We run the algorithm 100 times. (To speed up the process, we distribute these restarts.)

restarts <- restartOpt(TAopt, n = 100, OFTA, algo = TAsettings, Data = Data, method = "snow", cl = 4) summary(sapply(restarts, `[[`, "OFvalue"))

Min. 1st Qu. Median Mean 3rd Qu. Max. 1.390 1.390 1.390 1.422 1.468 1.608

Indeed, the solutions differ (even though more than half the runs return the optimum).

As said initially, heuristics can walk away from local minima; so we increase the number of iterations.

TAsettings$nS <- 2000 ## default is 1000

restarts <- restartOpt(TAopt, n = 100, OFTA, algo = TAsettings, Data = Data, method = "snow", cl = 4) summary(sapply(restarts, `[[`, "OFvalue"))

Min. 1st Qu. Median Mean 3rd Qu. Max. 1.390 1.390 1.390 1.403 1.390 1.502

That looks better already. In particular, look at the mean value.

TAsettings$nS <- 4000 ## default is 1000 restarts <- restartOpt(TAopt, n = 100, OFTA, algo = TAsettings, Data = Data, method = "snow", cl = 4) summary( sapply(restarts, `[[`, "OFvalue")) quantile(sapply(restarts, `[[`, "OFvalue"), c(0.5, 0.90))
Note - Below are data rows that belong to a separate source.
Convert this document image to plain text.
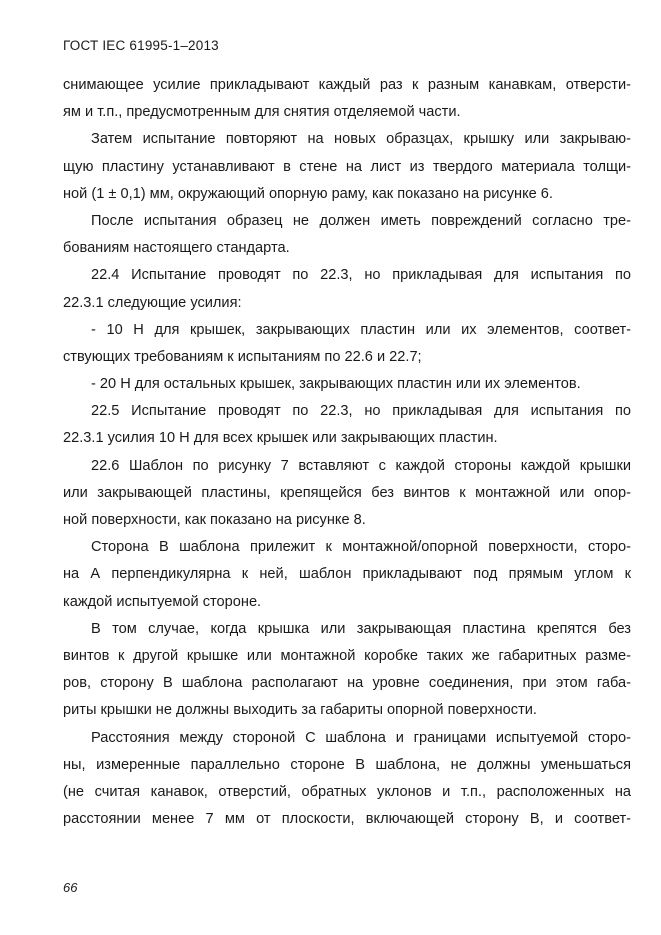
ГОСТ IEC 61995-1–2013
снимающее усилие прикладывают каждый раз к разным канавкам, отверсти-
ям и т.п., предусмотренным для снятия отделяемой части.
Затем испытание повторяют на новых образцах, крышку или закрываю-
щую пластину устанавливают в стене на лист из твердого материала толщи-
ной (1 ± 0,1) мм, окружающий опорную раму, как показано на рисунке 6.
После испытания образец не должен иметь повреждений согласно тре-
бованиям настоящего стандарта.
22.4 Испытание проводят по 22.3, но прикладывая для испытания по
22.3.1 следующие усилия:
- 10 Н для крышек, закрывающих пластин или их элементов, соответ-
ствующих требованиям к испытаниям по 22.6 и 22.7;
- 20 Н для остальных крышек, закрывающих пластин или их элементов.
22.5 Испытание проводят по 22.3, но прикладывая для испытания по
22.3.1 усилия 10 Н для всех крышек или закрывающих пластин.
22.6 Шаблон по рисунку 7 вставляют с каждой стороны каждой крышки
или закрывающей пластины, крепящейся без винтов к монтажной или опор-
ной поверхности, как показано на рисунке 8.
Сторона В шаблона прилежит к монтажной/опорной поверхности, сторо-
на А перпендикулярна к ней, шаблон прикладывают под прямым углом к
каждой испытуемой стороне.
В том случае, когда крышка или закрывающая пластина крепятся без
винтов к другой крышке или монтажной коробке таких же габаритных разме-
ров, сторону В шаблона располагают на уровне соединения, при этом габа-
риты крышки не должны выходить за габариты опорной поверхности.
Расстояния между стороной С шаблона и границами испытуемой сторо-
ны, измеренные параллельно стороне В шаблона, не должны уменьшаться
(не считая канавок, отверстий, обратных уклонов и т.п., расположенных на
расстоянии менее 7 мм от плоскости, включающей сторону В, и соответ-
66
Min. 1st Qu. Median Mean 3rd Qu. Max. 1.390 1.390 1.390 1.390 1.390 1.401 50% 90% 1.389657 1.389657

Now more than 90% of all runs return the optimum. We could increase the iterations further, but better would be to restart the algorithm a few times and keep the best solution; see Gilli/Maringer/Schumann, 2011, for a discussion and many more details.

Such a best-of strategy can be easily used by setting the
`best.only`

argument of `restartOpt`

to `TRUE`

.

TAsettings$nS <- 1000 ## default is 1000 bestof3 <- restartOpt(TAopt, n = 3, OFTA, algo = TAsettings, Data = Data, best.only = TRUE) bestof3$OFvalue

[,1] [1,] 1.389657

## Other stuff

### DEopt

`DEopt`

implements box constraints (you need to set
`minmaxConstr`

to `TRUE`

). But there is a difference how the
population is initialised, and how we constrain a solution.

### Measuring time

I don't like Windows either `:-)`

(but the performance of
sorting algorithms typically varies strongly with the
'sortedness' of the input).

## References

- Gilli, M., Maringer, D., Schumann, E. (2011) . Numerical Methods and Optimization in Finance. Elsevier/Academic Press. http://nmof.net
- the tangled R-code

## Footnotes:

^{1} What would be wrong with unnecessary numeric precision?
Two things: it will typically cost us in terms of computing
time or time-to-develop; worse still, too much precision may
give us a sense of exactitude that is simply not warranted by
financial models.

^{2} I do not talk about numeric precision here, but the
precision that is adequate for a given problem. I am not aware
of a financial model that needs to be solved to six decimals.